The more we Jews are empowered as a people culturally, materially and politically, the more non-Jews will be drawn to us.  Uriah, Bathsheba’s husband and a trusted commander in David’s army, was a Hittite. Though he was a non-Jew, he was an insider in ancient Judea, with his home opposite the palace of the king.  His name Uriah means  “God is my light” and apparently was his not by accident.  He was so morally upright that, despite David’s urgings that he go and sleep with his wife Bathsheba so as to obscure the fact that she was pregnant by King David, Uriah refused to sleep in the comfort of his bed while his men were in the battlefield.    Perhaps instead of a new Jewish name which converts receive, a ger toshav should adopt a new middle name, that of Uriah.    

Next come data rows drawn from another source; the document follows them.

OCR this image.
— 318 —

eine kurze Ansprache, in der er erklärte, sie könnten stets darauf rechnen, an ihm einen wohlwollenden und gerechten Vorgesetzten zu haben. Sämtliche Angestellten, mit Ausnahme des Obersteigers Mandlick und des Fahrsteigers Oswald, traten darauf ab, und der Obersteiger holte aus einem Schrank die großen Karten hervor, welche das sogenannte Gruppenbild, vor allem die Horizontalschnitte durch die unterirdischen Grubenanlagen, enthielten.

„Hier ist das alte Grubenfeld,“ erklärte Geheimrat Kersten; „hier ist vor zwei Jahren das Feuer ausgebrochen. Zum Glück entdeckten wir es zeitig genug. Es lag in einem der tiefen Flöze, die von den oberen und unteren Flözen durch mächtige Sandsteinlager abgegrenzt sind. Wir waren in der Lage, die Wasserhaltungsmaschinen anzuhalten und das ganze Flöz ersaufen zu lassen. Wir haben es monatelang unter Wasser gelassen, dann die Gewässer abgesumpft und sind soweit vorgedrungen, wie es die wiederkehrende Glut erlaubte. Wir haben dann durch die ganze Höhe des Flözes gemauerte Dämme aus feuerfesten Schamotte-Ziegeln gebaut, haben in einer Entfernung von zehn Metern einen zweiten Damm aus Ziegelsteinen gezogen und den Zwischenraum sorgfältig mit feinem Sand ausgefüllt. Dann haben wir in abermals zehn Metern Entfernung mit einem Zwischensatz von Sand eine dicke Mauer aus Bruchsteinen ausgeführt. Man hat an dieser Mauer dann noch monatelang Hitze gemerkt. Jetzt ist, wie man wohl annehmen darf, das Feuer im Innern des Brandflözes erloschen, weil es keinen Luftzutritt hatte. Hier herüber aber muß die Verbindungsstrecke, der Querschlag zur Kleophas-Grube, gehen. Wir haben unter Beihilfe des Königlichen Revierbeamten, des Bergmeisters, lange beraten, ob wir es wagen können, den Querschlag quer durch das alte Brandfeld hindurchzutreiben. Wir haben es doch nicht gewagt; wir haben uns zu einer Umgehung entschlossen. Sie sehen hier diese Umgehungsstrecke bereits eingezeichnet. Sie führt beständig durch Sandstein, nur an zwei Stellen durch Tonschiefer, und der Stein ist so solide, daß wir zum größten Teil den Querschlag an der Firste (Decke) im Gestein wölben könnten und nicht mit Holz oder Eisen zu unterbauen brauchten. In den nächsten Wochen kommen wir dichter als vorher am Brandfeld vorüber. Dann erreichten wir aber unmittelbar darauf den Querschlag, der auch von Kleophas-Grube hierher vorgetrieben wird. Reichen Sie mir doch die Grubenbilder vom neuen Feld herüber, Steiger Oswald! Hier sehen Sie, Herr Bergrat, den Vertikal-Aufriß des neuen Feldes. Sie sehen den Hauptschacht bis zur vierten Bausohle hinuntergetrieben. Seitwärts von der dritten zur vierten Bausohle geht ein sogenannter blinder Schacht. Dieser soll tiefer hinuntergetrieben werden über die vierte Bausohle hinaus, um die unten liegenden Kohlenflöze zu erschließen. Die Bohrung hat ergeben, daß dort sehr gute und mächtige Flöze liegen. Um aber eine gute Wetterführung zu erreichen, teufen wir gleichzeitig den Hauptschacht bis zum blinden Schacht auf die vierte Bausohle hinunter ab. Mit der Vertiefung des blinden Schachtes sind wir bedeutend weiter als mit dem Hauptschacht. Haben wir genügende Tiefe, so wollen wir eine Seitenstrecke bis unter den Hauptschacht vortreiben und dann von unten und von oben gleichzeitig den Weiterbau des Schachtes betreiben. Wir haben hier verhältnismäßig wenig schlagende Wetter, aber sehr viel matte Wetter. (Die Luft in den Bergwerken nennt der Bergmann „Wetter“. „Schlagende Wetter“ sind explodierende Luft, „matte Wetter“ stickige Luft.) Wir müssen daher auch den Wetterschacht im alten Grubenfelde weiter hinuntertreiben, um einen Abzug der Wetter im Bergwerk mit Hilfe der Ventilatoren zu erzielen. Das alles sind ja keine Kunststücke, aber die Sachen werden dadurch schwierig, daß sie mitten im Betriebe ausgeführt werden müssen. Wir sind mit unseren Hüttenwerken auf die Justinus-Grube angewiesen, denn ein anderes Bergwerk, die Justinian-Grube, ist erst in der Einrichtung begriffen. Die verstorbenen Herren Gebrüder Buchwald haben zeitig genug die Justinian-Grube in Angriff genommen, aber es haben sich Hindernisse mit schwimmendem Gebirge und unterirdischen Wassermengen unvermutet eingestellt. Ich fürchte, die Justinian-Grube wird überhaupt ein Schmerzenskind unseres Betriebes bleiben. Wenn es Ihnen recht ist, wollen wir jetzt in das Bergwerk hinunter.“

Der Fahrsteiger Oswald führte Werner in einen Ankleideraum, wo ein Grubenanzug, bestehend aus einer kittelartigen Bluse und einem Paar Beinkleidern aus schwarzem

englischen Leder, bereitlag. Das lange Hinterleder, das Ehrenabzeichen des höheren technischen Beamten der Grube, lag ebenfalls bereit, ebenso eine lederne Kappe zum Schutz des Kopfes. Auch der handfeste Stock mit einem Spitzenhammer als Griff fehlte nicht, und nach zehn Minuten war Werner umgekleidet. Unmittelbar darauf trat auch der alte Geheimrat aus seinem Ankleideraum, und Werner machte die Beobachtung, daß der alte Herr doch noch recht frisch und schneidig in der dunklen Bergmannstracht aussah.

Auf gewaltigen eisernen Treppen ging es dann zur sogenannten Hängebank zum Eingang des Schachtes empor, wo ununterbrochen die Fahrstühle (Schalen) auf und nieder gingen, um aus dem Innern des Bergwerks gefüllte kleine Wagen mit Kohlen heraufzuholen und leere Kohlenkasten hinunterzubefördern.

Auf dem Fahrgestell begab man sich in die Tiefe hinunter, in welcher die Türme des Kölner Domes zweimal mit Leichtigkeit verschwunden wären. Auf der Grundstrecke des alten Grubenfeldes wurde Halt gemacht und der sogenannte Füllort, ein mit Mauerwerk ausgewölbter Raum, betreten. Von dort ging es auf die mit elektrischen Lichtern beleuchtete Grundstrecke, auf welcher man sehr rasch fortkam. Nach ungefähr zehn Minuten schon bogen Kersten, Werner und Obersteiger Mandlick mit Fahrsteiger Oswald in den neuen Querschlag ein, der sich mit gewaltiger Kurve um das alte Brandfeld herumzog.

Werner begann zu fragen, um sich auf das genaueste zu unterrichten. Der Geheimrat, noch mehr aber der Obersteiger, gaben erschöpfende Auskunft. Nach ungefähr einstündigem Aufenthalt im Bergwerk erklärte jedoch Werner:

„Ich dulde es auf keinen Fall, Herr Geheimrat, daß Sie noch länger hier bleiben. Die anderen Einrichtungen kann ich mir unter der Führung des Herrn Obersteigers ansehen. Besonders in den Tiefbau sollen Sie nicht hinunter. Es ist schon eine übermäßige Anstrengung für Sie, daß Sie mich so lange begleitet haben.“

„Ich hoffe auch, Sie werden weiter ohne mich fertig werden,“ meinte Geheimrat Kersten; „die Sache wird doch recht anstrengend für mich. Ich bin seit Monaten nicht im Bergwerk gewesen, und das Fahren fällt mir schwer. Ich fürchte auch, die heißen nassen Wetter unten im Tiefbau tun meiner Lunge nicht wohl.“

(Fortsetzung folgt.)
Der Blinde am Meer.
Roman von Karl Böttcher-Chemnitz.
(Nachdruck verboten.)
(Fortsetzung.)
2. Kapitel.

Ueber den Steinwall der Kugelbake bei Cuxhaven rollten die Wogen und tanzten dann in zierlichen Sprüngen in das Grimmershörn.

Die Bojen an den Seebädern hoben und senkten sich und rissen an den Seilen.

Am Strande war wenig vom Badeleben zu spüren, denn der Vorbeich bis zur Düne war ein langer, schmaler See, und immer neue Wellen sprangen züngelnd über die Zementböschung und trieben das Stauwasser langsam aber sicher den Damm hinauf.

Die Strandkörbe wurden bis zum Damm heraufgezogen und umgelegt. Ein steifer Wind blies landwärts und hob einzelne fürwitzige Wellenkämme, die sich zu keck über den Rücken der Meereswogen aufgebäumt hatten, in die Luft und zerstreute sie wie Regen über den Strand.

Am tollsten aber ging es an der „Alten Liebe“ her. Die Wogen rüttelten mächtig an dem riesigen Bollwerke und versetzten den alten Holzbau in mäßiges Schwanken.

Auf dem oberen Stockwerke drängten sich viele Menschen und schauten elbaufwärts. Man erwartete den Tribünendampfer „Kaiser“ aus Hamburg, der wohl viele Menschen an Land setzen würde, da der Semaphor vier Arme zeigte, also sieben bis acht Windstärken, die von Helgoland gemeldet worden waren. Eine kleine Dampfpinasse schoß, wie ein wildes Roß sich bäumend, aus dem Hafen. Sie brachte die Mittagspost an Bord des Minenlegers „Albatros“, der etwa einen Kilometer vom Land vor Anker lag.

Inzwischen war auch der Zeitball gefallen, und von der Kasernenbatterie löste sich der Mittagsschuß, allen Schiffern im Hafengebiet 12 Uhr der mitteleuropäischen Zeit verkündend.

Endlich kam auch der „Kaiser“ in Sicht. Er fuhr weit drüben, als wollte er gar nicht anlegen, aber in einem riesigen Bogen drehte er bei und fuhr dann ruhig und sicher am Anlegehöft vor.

In my own opinion, it is better when two Jews marry and produce children who carry on the covenant of Israel as knowledgeable and proud Jews.  But for the great non-Jewish souls who find themselves, like Uriah, drawn to the Jewish people and ready to stand up and even fight with us in our battles, we must find a way to formally recognize them.  It is a sign of our success that we ought to celebrate rather than to mourn.